Ever since my mom was murdered, I’ve been completely alone. I live in the shadows, because there’s no one like me. I have no choice because I have to fight the Hunger, the Hunger that drives me to hunt people and eat their souls. And I have to fight it if I want to stay out of the darkness.
Who am I?
I’m Meda Melange.
What am I?
I don’t know—but I’m not human.
And now, I finally have the chance to find out.
In this first book of the gripping Soul Eater trilogy, find out who Meda is and which side she will come down on in a thrilling tale of the war between good and evil.
Yeah, I seem to be on a roll with Strange Chemistry. No, they don’t pay me. In fact this book was an ARC (thank you Strange Chemistry! *waves*)
I’ve often complained about the lack of anti-heroines in YA. It seems like your average YA heroine can’t catch a break. She’s never allowed to show any kind of character flaw—she must be sweet, kind, forgiving, altruistic, selfless, and basically a reincarnation of Mother Theresa. If she even hints at a less-than-perfect character trait (anger, say) she’ll get lynched by the fans (or the haters—sometimes it’s hard to tell which one’s which when you read reviews…) But I digress. There are people who have said it before and said it better. On to Cracked, and to its “heroine”, Meda.
This is what I loved about Meda. She starts out as an outright villain AND SHE’S SO FREAKING UNAPOLOGETIC ABOUT IT!!!
For starters, Meda is a monster who eats souls. (Her words, not mine.) She tries to only hunt the guys who have it coming, but it’s not because she’s one of those annoying, angsty vegetarian vampires. It’s because she promised her mother, the only figure in her life whose opinion Meda cared about. She plays along when some demon-hunters accidentally rescue her from a sticky situation, and the only reason she doesn’t snack on her rescuers the second they turn their backs is pure self-interest—she thinks they have answers she’s been looking for, about her origin and her powers.
This book was just so much fun. Sure, there are fairly typical demons and fairly expected demon hunters complete with a special school and colorful cast of students and teachers. (Hmm, that sounds familiar.) But Meda and her awesome, hilarious, snarky voice made it too much fun to stop reading. A few of her traits can seem a bit over-the-top—her constant inner monologue about killing, maiming and eating whoever happened to be in her immediate vicinity, for one. But I loved it. Maybe I’m just a terrible person, or I watch too many (cheesy) horror movies…
The rest of the cast are introduced from Meda’s snarktastic perspective, and yet Crewe manages to make them well-developed and three-dimensional: Jo, who lost her parents and possibly her future as a demon-hunter, Chi and his endless attempts to be the hero, Uri, a younger kid who always tags along, the people at the school. Crewe does a superb job of establishing the dynamics right off the bat.
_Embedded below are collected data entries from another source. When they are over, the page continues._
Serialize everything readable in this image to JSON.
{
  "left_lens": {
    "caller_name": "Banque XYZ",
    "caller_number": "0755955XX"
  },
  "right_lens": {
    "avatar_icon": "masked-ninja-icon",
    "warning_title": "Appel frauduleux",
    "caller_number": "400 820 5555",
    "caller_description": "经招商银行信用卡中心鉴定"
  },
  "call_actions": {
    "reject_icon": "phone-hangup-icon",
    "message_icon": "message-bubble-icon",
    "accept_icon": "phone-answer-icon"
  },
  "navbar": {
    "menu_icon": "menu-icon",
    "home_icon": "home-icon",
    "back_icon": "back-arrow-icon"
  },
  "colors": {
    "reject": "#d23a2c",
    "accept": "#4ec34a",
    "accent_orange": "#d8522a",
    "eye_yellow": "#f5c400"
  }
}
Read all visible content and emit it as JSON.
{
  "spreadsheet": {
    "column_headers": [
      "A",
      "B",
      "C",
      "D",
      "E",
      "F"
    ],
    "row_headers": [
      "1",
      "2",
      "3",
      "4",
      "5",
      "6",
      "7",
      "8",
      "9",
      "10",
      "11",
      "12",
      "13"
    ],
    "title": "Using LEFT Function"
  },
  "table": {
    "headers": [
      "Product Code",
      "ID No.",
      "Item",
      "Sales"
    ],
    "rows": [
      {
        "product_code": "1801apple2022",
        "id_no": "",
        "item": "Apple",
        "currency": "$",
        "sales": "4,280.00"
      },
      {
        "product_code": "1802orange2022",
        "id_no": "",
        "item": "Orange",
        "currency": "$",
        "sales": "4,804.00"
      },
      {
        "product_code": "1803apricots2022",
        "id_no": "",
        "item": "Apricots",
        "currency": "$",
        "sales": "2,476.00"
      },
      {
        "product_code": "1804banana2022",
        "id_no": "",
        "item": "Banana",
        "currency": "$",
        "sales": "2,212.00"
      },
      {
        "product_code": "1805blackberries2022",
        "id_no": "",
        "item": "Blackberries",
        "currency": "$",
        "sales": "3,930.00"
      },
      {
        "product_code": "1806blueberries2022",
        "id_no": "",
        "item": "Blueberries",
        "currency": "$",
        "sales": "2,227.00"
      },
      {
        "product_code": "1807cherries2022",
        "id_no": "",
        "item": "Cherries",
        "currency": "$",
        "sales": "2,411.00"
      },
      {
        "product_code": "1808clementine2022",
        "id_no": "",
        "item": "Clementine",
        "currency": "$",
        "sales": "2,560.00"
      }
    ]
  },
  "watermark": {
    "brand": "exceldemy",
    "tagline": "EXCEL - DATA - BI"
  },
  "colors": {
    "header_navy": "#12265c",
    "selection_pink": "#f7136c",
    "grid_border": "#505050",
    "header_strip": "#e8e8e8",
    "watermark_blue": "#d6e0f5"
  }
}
And I loved that for once, the romance [slight spoiler alert] INVOLVED TWO CHARACTERS NEITHER OF WHOM WERE THE PROTAGONIST. It was refreshing.
If you’re a fan of funny horror, don’t mind copious amount of gore (some of which is played for laughs), and are looking for a YA urban fantasy heroine who doesn’t whimper or cower (unless it’s to screw with her opponent’s head)… this book is for you.
I give Cracked four stars.
Releases on November 5, 2013, from Strange Chemistry (Angry Robot Books).